Predictive factors of fetal and maternal pregnancy outcomes in Japanese patients with systemic lupus erythematosus

医学 怀孕 系统性红斑狼疮 产科 妊娠期 中止 胎龄 胎儿 恶化 活产 出生体重 疾病 内科学 遗传学 生物
作者
Kensuke Irino,Yojiro Arinobu,Masahiro Ayano,Shotaro Kawano,Yasutaka Kimoto,Hiroki Mitoma,Mitsuteru Akahoshi,Koichi Akashi,Takahiko Horiuchi,Hiroaki Niiro
出处
期刊:Lupus [SAGE Publishing]
卷期号:30 (10): 1637-1643 被引量:5
标识
DOI:10.1177/09612033211031989
摘要

The number of pregnant and delivery cases in systemic lupus erythematosus (SLE) patients are increasing due to the advances in therapies. However, there are many problems such as the exacerbation of SLE during pregnancy and the risk of fetal complications. We investigated the impact of both pregnancy on lupus and lupus on pregnancy in Japanese patients.We retrospectively analyzed 64 pregnancies in 39 cases of lupus patients at Kyushu University Hospital, Japan, from October 2002 to July 2018 and then assessed the clinical profiles and maternal and fetal outcomes.In terms of the impact of pregnancy on SLE, 29.7% of patients had lupus flare during pregnancy.

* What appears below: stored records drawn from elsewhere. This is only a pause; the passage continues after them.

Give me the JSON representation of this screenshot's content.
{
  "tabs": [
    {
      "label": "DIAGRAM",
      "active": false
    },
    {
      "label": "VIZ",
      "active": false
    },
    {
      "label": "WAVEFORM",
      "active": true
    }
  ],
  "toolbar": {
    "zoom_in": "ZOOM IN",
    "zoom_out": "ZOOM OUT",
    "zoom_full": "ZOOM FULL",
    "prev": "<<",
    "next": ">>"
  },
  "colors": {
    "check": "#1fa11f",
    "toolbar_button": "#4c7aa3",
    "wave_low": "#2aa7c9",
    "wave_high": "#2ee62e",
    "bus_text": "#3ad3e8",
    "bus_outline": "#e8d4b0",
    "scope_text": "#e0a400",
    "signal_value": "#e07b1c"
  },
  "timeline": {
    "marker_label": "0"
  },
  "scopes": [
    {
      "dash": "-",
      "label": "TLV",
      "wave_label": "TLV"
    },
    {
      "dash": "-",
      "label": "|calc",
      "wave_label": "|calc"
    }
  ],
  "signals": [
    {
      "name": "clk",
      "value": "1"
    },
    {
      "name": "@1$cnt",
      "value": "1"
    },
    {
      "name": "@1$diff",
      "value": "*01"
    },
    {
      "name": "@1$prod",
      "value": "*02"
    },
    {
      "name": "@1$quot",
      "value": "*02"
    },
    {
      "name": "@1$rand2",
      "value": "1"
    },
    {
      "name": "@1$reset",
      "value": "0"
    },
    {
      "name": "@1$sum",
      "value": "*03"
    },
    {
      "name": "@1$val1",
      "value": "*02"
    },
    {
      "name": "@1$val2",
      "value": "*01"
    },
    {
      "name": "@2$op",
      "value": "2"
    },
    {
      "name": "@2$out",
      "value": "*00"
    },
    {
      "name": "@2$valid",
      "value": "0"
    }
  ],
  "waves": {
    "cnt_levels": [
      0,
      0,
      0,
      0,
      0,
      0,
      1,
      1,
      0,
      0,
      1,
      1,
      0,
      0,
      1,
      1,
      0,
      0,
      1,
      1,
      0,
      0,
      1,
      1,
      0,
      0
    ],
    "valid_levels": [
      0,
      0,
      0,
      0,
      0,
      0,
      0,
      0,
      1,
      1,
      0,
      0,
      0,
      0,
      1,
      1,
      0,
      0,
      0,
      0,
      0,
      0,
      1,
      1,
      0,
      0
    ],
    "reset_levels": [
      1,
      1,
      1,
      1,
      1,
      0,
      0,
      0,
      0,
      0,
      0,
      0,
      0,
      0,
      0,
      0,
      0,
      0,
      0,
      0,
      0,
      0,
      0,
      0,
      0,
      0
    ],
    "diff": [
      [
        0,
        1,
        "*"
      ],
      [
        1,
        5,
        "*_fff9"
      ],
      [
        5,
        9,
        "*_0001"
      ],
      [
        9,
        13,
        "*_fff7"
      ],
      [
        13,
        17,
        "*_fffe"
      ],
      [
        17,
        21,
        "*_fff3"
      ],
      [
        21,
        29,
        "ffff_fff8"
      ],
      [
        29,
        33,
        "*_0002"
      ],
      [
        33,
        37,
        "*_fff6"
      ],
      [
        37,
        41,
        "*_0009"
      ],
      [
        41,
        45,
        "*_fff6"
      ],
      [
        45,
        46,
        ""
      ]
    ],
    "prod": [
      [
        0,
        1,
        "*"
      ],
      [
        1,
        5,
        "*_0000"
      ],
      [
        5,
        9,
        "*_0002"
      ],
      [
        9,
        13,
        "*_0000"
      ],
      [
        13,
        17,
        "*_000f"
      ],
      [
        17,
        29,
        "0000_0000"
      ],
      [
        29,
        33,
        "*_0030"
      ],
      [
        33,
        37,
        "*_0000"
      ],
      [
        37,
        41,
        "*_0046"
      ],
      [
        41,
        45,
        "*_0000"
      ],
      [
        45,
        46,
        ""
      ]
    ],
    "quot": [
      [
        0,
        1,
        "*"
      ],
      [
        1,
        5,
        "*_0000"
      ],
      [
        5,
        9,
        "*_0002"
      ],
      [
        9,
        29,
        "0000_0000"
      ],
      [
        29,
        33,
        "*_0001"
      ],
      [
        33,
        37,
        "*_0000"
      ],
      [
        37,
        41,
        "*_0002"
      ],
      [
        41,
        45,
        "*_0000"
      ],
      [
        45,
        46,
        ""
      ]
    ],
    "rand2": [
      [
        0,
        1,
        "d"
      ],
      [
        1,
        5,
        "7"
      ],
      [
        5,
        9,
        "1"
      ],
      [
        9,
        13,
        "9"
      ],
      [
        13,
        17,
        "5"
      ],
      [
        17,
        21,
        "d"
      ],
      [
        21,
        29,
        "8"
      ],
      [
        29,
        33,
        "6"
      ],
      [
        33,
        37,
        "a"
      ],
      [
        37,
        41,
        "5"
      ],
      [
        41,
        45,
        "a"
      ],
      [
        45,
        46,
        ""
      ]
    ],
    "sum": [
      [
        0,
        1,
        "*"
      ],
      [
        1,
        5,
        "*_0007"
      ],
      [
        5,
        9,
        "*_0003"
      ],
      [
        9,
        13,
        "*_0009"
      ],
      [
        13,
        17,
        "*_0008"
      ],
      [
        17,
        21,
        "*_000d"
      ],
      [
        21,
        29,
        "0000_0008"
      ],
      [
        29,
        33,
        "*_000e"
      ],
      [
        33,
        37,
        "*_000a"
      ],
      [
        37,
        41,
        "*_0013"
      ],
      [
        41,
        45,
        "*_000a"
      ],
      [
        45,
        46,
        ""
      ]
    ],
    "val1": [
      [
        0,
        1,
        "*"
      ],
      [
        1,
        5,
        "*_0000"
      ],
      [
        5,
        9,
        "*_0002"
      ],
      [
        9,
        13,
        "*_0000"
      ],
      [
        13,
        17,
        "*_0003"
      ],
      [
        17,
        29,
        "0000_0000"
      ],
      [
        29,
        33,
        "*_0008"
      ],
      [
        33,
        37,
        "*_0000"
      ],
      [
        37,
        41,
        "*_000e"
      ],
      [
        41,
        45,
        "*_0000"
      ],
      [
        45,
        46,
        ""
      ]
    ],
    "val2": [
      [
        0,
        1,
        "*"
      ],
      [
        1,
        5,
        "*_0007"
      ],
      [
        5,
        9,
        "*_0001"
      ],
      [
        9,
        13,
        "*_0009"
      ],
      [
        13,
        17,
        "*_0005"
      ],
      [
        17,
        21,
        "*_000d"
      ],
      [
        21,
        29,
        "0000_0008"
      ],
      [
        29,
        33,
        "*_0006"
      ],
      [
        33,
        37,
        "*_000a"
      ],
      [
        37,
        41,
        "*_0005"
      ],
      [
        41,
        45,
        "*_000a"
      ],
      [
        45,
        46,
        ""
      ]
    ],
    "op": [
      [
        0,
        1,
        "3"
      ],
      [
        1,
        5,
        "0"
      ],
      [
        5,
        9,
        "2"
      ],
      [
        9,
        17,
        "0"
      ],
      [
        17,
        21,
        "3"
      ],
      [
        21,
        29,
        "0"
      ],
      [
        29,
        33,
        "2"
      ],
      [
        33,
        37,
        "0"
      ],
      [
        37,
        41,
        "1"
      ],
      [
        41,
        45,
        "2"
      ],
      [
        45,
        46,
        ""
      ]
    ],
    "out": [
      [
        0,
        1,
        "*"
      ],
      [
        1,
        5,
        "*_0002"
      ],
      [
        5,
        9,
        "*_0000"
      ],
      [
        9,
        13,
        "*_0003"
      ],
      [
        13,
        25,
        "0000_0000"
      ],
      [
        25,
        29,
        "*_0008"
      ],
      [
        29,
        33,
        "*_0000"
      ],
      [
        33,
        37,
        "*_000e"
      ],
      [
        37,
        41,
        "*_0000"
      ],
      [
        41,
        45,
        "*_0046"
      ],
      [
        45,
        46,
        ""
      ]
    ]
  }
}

Multivariate analysis showed that flare rates were significantly higher in patients who discontinued the immunosuppressants when pregnancy was detected or before pregnancy. Pregnancy results were 25.0% for preterm birth, 39.1% for low birth weight infants, and 31.3% for small-for-gestational-age infants. Regarding the effect of SLE on fetal death, the rates of stillbirth were significantly higher in cases whose C3 value at 12 weeks of gestation was lower than before conception. Preterm birth was associated with disease duration and lupus flare during pregnancy.Discontinuation of immunosuppressive drugs was a predictive factor for lupus flare during pregnancy. Further, the decrease of C3 levels at 12 weeks of gestation from baseline was a predictive factor for fetal loss. It is essential for lupus pregnant patients to prevent flares, even with the use of immunosuppressive medications.